With the Hall of Fame ceremony behind us, it’s time to look ahead at who’s next. For the Detroit Lions, there’s really only one option: former wide receiver Calvin Johnson. Johnson retired at the end of the 2015 season, making him eligible for enshrinement in 2021. At the time of his retirement, Lions fans felt that he was a guaranteed first-ballot Hall of Famer, but as the dust has settled, Johnson may struggle to even be elected in at all.
Johnson has all the accolades, eight-time Pro Bowler, three-time first-team All-Pro, one second-team All-Pro nod, led the league in receiving twice, touchdowns once and set the NFL record for receiving yards in a season. However, Johnson pulled a Barry Sanders and retired early. His stats are impressive, but since he cut his tenure short, he may fall into the category of “very good” and not “Hall of Fame” worthy.
When Johnson was playing he was no doubt one of the best in the league, but his all-time rankings seem to fall a little flat. He’s top 50 in every receiving stat, which is great, but there are only 25 modern era (after 1932) receivers currently in the Hall of Fame. With the league becoming more pass-heavy, there are a handful of players Johnson played against that have better career stats.
His 731 receptions is the 43rd most by a player, putting him behind Santana Moss, Andre Rison and Donald Driver. Johnson falls short of the 750 reception mark, which seems to be the unwritten requirement to be elected. No player whose career started after 1980 has made in into The Hall with less than 750 receptions. Johnson has a realistic chance to fall down to 44th all-time by the end of the 2017 season. Antonio Brown is sitting on 632 receptions. Over the past four seasons Brown has averaged 120 receptions a year. If he can keep that up, Johnson will drop down to 44th. By the time Johnson is officially put on the ballot, who knows how far he will fall.
Despite having a “low” number of receptions, Johnson was able to rack up the 29th most receiving yards with 11,619 and the 22nd most receiving touchdowns, 83. There are currently four active tight ends/receivers, Jason Witten (11,888), Brandon Marshall (12,061), Anquan Boldin (13,799) and Larry Fitzgerald (14,389), who have more yards than Johnson. Much like the receptions situation, Johnson could see his touchdown ranking go down a few spots in the near future. Both Boldin and Marshall are sitting on 82 touchdowns.
Putting up over 11,000 yards in 135 games, 86.1 yards per game, with 83 trips to the endzone is flat out ridiculous, but the fact that he only played in 135 games is going to hamper him.
Longevity plays a big part in making the Hall of Fame. If Johnson were to be inducted today, he’d be ranked 190th in games played among the 266 players in the The Hall. Of the 76 players with less games, only eight played after 1980 and just two were in the NFL after 1987. Players like Fitzgerald and Steve Smith Sr. were in the league playing at a high level before Johnson got drafted and were/are still playing at the same level since he left. Johnson was great, he was arguably the best receiver in football for three or four seasons, but it’s hard to argue he’s the best of his era when players have played at the same level for a longer period of time.

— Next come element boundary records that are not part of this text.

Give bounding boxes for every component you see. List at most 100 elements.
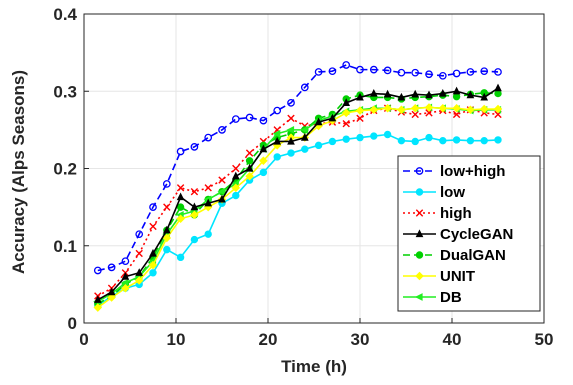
data-point-low-high (480, 67, 489, 76)
data-point-cyclegan (314, 117, 323, 126)
data-point-low (190, 235, 199, 244)
data-point-low (259, 168, 268, 177)
data-point-unit (438, 103, 448, 113)
data-point-low-high (204, 133, 213, 142)
data-point-dualgan (494, 89, 502, 98)
data-point-high (287, 114, 295, 122)
legend-label-low: low (440, 184, 465, 201)
data-point-low-high (176, 147, 185, 156)
data-point-cyclegan (438, 88, 447, 97)
data-point-low (425, 133, 433, 142)
data-point-high (135, 249, 143, 258)
y-tick-label: 0.3 (53, 82, 77, 101)
data-point-cyclegan (397, 92, 406, 101)
data-point-low-high (162, 180, 171, 188)
data-point-cyclegan (466, 90, 475, 99)
data-point-low (273, 153, 281, 161)
data-point-low-high (411, 68, 420, 77)
data-point-low-high (314, 68, 323, 76)
data-point-cyclegan (190, 202, 199, 211)
data-point-low (397, 136, 406, 145)
data-point-low (466, 136, 475, 145)
data-point-db (217, 187, 226, 196)
legend-label-dualgan: DualGAN (440, 247, 506, 264)
data-point-cyclegan (369, 88, 378, 97)
data-point-cyclegan (452, 86, 461, 95)
data-point-low (342, 135, 350, 143)
data-point-dualgan (176, 203, 185, 211)
data-point-cyclegan (383, 89, 392, 98)
data-point-unit (397, 105, 406, 115)
data-point-high (176, 184, 185, 192)
data-point-low (232, 191, 240, 200)
legend-marker-db (414, 293, 423, 301)
data-point-cyclegan (93, 295, 102, 303)
data-point-unit (383, 103, 392, 113)
data-point-high (411, 110, 419, 119)
data-point-high (190, 187, 199, 196)
data-point-cyclegan (149, 248, 157, 257)
data-point-unit (93, 303, 103, 312)
legend-marker-high (415, 209, 424, 217)
data-point-high (245, 149, 254, 157)
series-low-high (93, 61, 502, 275)
data-point-unit (162, 233, 172, 243)
data-point-db (286, 126, 295, 134)
data-point-unit (466, 105, 475, 115)
legend-marker-cyclegan (415, 229, 424, 238)
data-point-low (452, 136, 461, 144)
data-point-cyclegan (494, 83, 502, 92)
series-layer (93, 61, 503, 312)
data-point-cyclegan (425, 90, 433, 99)
data-point-low (204, 230, 212, 238)
data-point-unit (231, 183, 241, 193)
data-point-low-high (342, 61, 351, 69)
data-point-low-high (287, 98, 295, 107)
data-point-low-high (121, 257, 130, 266)
data-point-low-high (231, 115, 240, 123)
data-point-low-high (218, 126, 226, 134)
data-point-high (356, 114, 364, 122)
data-point-cyclegan (107, 287, 116, 296)
x-tick-label: 50 (535, 330, 554, 349)
data-point-cyclegan (218, 194, 226, 203)
data-point-unit (176, 214, 185, 223)
data-point-low-high (328, 67, 337, 76)
data-point-unit (259, 156, 268, 166)
legend-label-low-high: low+high (440, 163, 505, 180)
x-tick-label: 10 (167, 330, 186, 349)
legend-label-high: high (440, 205, 472, 222)
data-point-low-high (383, 66, 392, 75)
data-point-low (480, 136, 488, 145)
data-point-high (163, 203, 171, 211)
data-point-db (300, 126, 308, 134)
ticks: 0 10 20 30 40 50 0 0.1 0.2 0.3 0.4 (53, 5, 553, 349)
series-line-low-high (97, 64, 499, 272)
data-point-unit (410, 103, 420, 113)
data-point-low (149, 269, 157, 277)
legend: low+high low high CycleGAN DualGAN UNIT DB (397, 155, 541, 312)
data-point-low (287, 149, 295, 157)
legend-marker-unit (415, 271, 424, 281)
data-point-low-high (356, 65, 364, 74)
data-point-low (383, 130, 392, 139)
data-point-low (314, 141, 323, 150)
data-point-unit (493, 104, 503, 114)
data-point-low (494, 136, 502, 144)
series-line-cyclegan (97, 87, 499, 301)
y-tick-label: 0 (68, 314, 77, 333)
data-point-cyclegan (480, 92, 489, 101)
data-point-low-high (245, 113, 254, 122)
data-point-cyclegan (135, 268, 144, 276)
data-point-low-high (369, 65, 378, 74)
data-point-cyclegan (328, 113, 337, 122)
legend-label-cyclegan: CycleGAN (440, 226, 513, 243)
data-point-low (411, 137, 419, 146)
series-cyclegan (93, 83, 502, 303)
data-point-low-high (300, 83, 309, 92)
data-point-low-high (425, 70, 433, 79)
data-point-high (232, 164, 240, 173)
data-point-low-high (466, 68, 475, 76)
data-point-low-high (149, 203, 157, 211)
data-point-cyclegan (411, 89, 420, 98)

It’s going to be an uphill battle for Johnson. At this point, first-ballot Hall of Famer is almost impossible. Of the 25 modern era receivers in The Hall, only five were first-ballot. With Terrell Owens, who is top 10 in every receiver stat, getting stiffed his first two years of eligibility, Johnson shouldn’t get the first year nod.
As for being inducted at all, it’s not a surefire thing. Johnson’s career might not age well. With an influx of talent at the receiver position, players like Brown, A.J. Green, Julio Jones and Demaryius Thomas might tarnish Johnson’s legacy.
Will Johnson end up in the Hall of Fame? Most likely. He was a polarizing athlete that the media loved, but he is going to have to wait longer than people think. He’s built quite the resume; his numbers are good, but not outstanding. He’s got a good list of accolades and a few NFL records, but it might not be enough. Johnson flirts with the line between the Hall of Fame and the Hall of very good. Ultimately, I think he will end up sporting the gold jacket, but it’s far from a guarantee.